10 Mart 2010 Çarşamba

FAHİR(Fakir) PLAY

    Bazen yapılan maçın ne yorumu yapılıyor ne taktiği. "Bu maçın taktiği olmaz" lafı geldi aklıma. Bu laf Ali Şen tarafından yıllar önce 4-3 lük gs-fb maçının devre arasında yapılmıştı. Aramıza pek çok genç arkadaş katıldı son zamanlarda. Belki bilmeyenler olabilir. İlk devre gs 3-0 önde.Takımlar soyunma odasına giriyor. Fb teknik direktörü Veselinoviç takıma tahtada bazı taktikler verirken, içeri başkan Ali Şen dalar ve "Veyseel, Veyseel bu maçın taktiği olmaz" sözünü zikrederek literatüre kazandırır. Sonuçta maç 4-3 fb nin galibiyetiyle bitmişti. 7 gol de aynı kaleye olmuştu. Bu maçtaki bir diğer efsanede şöyledir.İlk devre maç 3-0 olmuş. Gs kalesinin arkasındaki foto muhabirleri gitmemekte ısrarlıdırlar. Gs kalecisi Simoviç arkasındaki foto muhabirlerine dönerek "Size burada ekmek yok" demiştir.İkinci devre başlamış ve maç 4-3 sonuçlanınca da Simoviç'in arkasındaki foto muhabirlerinden biri aynen şöyle demiştir Simoviç'e "Burada ekmek değil fırın var fırın Simo".

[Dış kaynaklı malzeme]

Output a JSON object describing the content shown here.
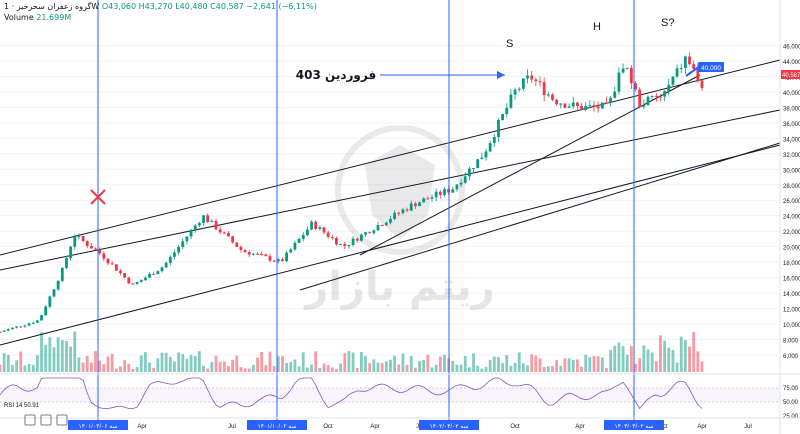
{
  "header": {
    "symbol": "گروه زعفران سحرخیز · 1W",
    "ohlc": "O43,060 H43,270 L40,480 C40,587 −2,641 (−6,11%)",
    "volume_label": "Volume",
    "volume_value": "21.699M"
  },
  "price_axis": {
    "ticks": [
      "46,000",
      "44,000",
      "42,000",
      "40,000",
      "38,000",
      "36,000",
      "34,000",
      "32,000",
      "30,000",
      "28,000",
      "26,000",
      "24,000",
      "22,000",
      "20,000",
      "18,000",
      "16,000",
      "14,000",
      "12,000",
      "10,000",
      "8,000",
      "6,000"
    ],
    "last_price_badge": "40,587",
    "target_badge": "40,000"
  },
  "rsi_panel": {
    "label": "RSI 14",
    "value": "50.91",
    "ticks": [
      "75.00",
      "50.00",
      "25.00"
    ]
  },
  "time_axis": {
    "labels": [
      "Apr",
      "Jul",
      "Oct",
      "Apr",
      "Jul",
      "Oct",
      "Apr",
      "Jul",
      "Oct",
      "Apr",
      "Jul"
    ],
    "date_badges": [
      "۱۴۰۱/۰۴/۰۶ سه",
      "۱۴۰۱/۱۰/۰۲ سه",
      "۱۴۰۲/۰۴/۰۲ سه",
      "۱۴۰۳/۰۴/۰۲ سه"
    ]
  },
  "annotations": {
    "arrow_text": "فروردین 403",
    "left_shoulder": "S",
    "head": "H",
    "right_shoulder": "S?",
    "watermark": "ریتم بازار"
  },
  "colors": {
    "up": "#089981",
    "down": "#f23645",
    "trendline": "#131722",
    "vline": "#2962ff",
    "rsi": "#7e57c2",
    "badge": "#2962ff"
  },
  "chart_data": {
    "type": "candlestick",
    "ylim": [
      6000,
      48000
    ],
    "close_trajectory": [
      {
        "t": 0.0,
        "close": 9000
      },
      {
        "t": 0.05,
        "close": 10500
      },
      {
        "t": 0.08,
        "close": 17000
      },
      {
        "t": 0.095,
        "close": 21500
      },
      {
        "t": 0.13,
        "close": 19000
      },
      {
        "t": 0.17,
        "close": 15000
      },
      {
        "t": 0.21,
        "close": 17500
      },
      {
        "t": 0.26,
        "close": 24000
      },
      {
        "t": 0.31,
        "close": 19500
      },
      {
        "t": 0.36,
        "close": 18000
      },
      {
        "t": 0.4,
        "close": 23000
      },
      {
        "t": 0.44,
        "close": 20000
      },
      {
        "t": 0.48,
        "close": 22500
      },
      {
        "t": 0.53,
        "close": 25500
      },
      {
        "t": 0.58,
        "close": 27500
      },
      {
        "t": 0.62,
        "close": 32000
      },
      {
        "t": 0.66,
        "close": 40000
      },
      {
        "t": 0.68,
        "close": 42000
      },
      {
        "t": 0.71,
        "close": 39000
      },
      {
        "t": 0.74,
        "close": 38000
      },
      {
        "t": 0.78,
        "close": 38000
      },
      {
        "t": 0.8,
        "close": 44000
      },
      {
        "t": 0.82,
        "close": 38500
      },
      {
        "t": 0.85,
        "close": 39500
      },
      {
        "t": 0.88,
        "close": 44500
      },
      {
        "t": 0.9,
        "close": 40587
      }
    ],
    "rsi_range": [
      25,
      90
    ]
  }
}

    Fair Play hakkında da birkaç laf etmek isterim. Fair-play kavramı, her ne kadar tam tarihini ve isimleri hatırlamasam da aşağıdaki olay ile gündeme oturmuştur: Olimpiyatlar'da maraton koşusunda, 1. ve 2. sıradaki koşucular, diğerleri ile ciddi bir fark açmış ve yarışın son 100 metresine girmişlerdir. son metrelerde 2. sıradaki yarışçı yorgunluga yenik duser ve yere yigilir. bunu farkeden 1. atlet durur, geri doner, arkadasini yerden kaldirir ve omzuna girer ve kolkola finishi gecerler.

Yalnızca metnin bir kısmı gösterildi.